L’UOMO DEI SORRISI
L’uomo dietro il bancone spariva tra la sedia imbottita e lo schermo del computer.
Di lui si vedevano solo parti arrotondate: un viso ampio, a luna piena, le guance arrossate, un sorriso lieve, due occhi a palla. Le braccia nude spuntavano da una maglietta troppo stretta che gli fasciava la pancia, globale benessere.
Adagiato dietro la sua scrivania minimalista, raccoglieva carte e chiacchiere e regalava appuntamenti.
Sulla targhetta un po’ storta, solo il nome: Enrico S.

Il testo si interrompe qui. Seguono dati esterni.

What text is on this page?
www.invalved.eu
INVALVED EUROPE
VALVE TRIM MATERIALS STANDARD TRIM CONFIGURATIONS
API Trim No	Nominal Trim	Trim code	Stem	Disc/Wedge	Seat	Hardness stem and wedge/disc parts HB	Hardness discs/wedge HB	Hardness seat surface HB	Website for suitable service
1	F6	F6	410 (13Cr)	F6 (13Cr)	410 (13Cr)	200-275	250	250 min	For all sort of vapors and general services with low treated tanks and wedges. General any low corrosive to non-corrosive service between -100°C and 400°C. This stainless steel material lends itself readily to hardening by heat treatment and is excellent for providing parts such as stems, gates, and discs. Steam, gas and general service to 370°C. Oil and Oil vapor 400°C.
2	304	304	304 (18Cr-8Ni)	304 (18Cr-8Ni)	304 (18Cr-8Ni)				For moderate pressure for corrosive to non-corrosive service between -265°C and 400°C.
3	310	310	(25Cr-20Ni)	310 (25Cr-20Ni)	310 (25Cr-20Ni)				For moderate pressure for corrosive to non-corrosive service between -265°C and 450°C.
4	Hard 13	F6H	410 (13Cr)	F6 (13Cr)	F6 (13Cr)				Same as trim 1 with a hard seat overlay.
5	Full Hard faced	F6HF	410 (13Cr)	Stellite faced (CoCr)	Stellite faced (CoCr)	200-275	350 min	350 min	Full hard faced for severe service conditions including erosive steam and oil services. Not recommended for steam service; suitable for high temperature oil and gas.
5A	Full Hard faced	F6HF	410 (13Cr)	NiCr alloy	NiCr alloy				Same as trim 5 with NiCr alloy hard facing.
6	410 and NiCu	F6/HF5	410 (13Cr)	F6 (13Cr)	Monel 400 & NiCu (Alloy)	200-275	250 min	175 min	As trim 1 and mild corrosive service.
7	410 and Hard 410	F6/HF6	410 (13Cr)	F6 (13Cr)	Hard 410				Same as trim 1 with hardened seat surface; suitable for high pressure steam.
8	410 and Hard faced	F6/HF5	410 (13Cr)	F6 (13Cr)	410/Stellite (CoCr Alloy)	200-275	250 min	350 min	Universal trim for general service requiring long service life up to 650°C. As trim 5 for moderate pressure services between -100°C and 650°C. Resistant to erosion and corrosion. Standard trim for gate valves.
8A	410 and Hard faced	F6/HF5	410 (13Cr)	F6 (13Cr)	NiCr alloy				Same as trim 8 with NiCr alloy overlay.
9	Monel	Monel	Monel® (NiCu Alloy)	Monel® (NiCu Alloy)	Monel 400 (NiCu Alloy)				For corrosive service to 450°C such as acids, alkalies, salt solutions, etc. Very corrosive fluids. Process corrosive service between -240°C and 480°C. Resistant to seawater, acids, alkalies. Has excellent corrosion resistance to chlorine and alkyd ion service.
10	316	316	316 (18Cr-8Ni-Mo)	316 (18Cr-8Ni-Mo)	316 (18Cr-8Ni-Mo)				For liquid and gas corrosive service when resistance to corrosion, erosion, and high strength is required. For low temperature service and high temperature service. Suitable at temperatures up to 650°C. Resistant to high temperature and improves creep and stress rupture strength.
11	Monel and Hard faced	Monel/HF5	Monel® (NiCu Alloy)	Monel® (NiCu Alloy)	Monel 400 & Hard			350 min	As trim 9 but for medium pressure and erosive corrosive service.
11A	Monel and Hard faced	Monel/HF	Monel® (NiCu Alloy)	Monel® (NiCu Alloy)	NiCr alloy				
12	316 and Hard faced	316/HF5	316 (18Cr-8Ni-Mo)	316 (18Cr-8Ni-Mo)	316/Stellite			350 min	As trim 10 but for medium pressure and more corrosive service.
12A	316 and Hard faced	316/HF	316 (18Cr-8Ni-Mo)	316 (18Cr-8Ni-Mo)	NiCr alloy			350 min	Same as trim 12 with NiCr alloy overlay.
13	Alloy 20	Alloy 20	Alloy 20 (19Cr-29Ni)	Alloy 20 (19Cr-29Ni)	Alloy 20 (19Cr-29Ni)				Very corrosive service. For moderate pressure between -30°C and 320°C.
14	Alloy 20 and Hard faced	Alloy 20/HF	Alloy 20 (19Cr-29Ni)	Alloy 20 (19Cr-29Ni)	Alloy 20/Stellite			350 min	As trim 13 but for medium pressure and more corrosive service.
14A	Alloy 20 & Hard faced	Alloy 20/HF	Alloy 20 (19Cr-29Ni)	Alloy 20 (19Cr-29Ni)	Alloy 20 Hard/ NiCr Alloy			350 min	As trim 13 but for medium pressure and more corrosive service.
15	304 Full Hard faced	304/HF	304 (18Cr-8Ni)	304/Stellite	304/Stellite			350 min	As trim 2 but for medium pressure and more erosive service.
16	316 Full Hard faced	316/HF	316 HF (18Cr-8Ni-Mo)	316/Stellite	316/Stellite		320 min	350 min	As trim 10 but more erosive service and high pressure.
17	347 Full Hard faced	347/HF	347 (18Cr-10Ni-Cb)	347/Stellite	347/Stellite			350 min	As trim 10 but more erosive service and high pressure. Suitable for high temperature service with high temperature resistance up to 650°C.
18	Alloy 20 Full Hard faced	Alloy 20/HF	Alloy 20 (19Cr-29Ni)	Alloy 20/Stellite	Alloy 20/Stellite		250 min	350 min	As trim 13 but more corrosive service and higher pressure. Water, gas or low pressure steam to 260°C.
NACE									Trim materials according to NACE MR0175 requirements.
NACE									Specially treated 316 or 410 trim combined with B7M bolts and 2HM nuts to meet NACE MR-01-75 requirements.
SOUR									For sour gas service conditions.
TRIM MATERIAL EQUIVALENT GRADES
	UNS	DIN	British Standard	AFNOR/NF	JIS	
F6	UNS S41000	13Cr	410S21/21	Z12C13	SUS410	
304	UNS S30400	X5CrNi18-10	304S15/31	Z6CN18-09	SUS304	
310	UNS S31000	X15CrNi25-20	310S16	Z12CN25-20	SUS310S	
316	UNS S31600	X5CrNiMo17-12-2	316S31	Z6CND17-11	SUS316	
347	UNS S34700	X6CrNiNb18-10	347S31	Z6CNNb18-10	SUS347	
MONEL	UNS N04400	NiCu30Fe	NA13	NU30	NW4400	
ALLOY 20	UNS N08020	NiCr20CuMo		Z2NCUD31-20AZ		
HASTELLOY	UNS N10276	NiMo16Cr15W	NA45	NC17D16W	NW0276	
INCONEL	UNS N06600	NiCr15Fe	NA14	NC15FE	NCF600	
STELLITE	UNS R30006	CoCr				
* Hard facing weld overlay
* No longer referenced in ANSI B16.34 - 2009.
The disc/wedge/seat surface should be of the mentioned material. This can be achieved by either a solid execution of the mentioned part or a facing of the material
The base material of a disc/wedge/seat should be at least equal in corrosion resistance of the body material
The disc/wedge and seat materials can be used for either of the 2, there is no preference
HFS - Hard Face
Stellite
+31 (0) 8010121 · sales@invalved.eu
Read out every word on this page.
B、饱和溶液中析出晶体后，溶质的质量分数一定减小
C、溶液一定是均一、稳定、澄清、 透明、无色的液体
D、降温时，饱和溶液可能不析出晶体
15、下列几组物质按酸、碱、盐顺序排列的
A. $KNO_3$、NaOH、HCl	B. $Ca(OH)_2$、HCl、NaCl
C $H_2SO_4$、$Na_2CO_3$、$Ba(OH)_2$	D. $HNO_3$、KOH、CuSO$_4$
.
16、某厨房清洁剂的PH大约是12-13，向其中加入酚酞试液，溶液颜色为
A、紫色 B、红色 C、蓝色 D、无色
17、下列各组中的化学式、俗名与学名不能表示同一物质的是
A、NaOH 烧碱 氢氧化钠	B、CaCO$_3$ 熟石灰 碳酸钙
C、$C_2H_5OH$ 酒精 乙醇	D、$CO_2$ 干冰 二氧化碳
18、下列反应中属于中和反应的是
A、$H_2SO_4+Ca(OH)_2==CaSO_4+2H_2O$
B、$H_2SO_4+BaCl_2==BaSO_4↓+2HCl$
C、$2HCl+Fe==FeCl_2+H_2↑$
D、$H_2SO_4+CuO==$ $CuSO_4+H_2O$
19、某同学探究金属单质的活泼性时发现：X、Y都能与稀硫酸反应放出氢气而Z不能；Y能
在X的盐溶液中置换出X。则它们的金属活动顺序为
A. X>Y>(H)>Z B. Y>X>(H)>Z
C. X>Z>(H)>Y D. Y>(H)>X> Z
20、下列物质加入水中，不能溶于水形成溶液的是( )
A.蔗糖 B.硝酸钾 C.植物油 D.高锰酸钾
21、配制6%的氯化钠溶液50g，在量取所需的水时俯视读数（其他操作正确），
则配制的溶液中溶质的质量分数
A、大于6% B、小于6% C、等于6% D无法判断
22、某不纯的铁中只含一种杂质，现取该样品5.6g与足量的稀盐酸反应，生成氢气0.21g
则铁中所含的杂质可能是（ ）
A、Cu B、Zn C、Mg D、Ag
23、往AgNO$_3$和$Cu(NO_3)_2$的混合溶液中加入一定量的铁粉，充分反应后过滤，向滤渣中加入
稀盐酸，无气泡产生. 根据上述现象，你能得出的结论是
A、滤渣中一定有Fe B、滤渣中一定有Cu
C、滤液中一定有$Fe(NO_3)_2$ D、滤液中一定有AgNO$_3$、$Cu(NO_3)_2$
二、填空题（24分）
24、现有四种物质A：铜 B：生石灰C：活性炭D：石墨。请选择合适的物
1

“Eccone un’altra. Numero 12.01 B6. Vorrei conoscerlo quel matto che ha inventato il sistema dei numeri per gli sportelli. Non poteva fare una cosa normale, un numero una persona e via? No, sigle, punto, ancora sigle, che quelle povere vecchiette non capiscono mai quand’è il loro turno e siamo tutti qui a spingerle da uno sportello all’altro. E guarda questa. O non si è pettinata, stamattina, o non aveva lo specchio, oppure si sarà dimenticata che oltre ai vestiti ci sono i capelli. Sembra la zia Ninì. Lei andava sempre in giro coi capelli per aria e mia nonna le urlava dietro: «Te me sembret la Pea! Petenes!» Ho fatto tutta l’infanzia a immaginarmi una strega nascosta per casa pronta a urlare proprio a me, scuotendo i capelli, tutta la sua rabbia. Che a guardarla bene, questa vecchietta, scopri che anche la maglietta ha un po’ di buchi. Li avrà visti? Ci sarà qualcuno che le controlla i vestiti nell’armadio? Ci sarà qualcuno che annuserà la sua pelle? Io gliel’ho detto, alla mia Mara: «Non abbiamo figli e saremo da soli, così ci tiriamo in casa qualcuno che si prenderà cura di noi, vedrai che bello». Lei fa le smorfie, non ci vuol pensare, ma io sì, abbiamo sessant’anni, ormai. Ah, questa vecchina qui ne ha ottantanove. Bella sveglia e sorridente. Ci vedrà poco ma senti come parla bene e come è attenta a quello che le dico. Chissà se si accorge che sono contento di stare qui e incontrarli, tutti i giorni. Sto qui e loro raccontano; così scappo via. Dai loro nipotini, dai loro gatti, nei loro sogni e nei loro ricordi. Con una sono stato in Marocco, che non la finiva più di raccontarmi delle città imperiali. Un altro mi fece fare la traversata delle Bocche di Bonifacio in barca a vela e mi ritrovai sbattuto tra le onde, sentivo sbuffi e profumi. Questa mi sta parlando del suo lavoro, tanti anni fa. Faceva l’infermiera, dice. Non avrei mai potuto farlo, le dico, si soffre troppo. Mi guarda e capisce. Glielo leggo negli occhi, che capisce. Io voglio sentire le loro storie e buttarle in ridere, voglio trattarli bene e vedere i loro occhi attraversati da un guizzo. Ce l’avevano, quel guizzo, tanti anni fa. Oggi tocca a me, regalarglielo. «Ma signora bella, mi dica, quei capelli dritti in piedi: è perché mi ha visto e si è spaventata?» Sentila, sentila come ride. Mara, stasera cercherò di farti ridere così, non c’è niente di più bello, sai?”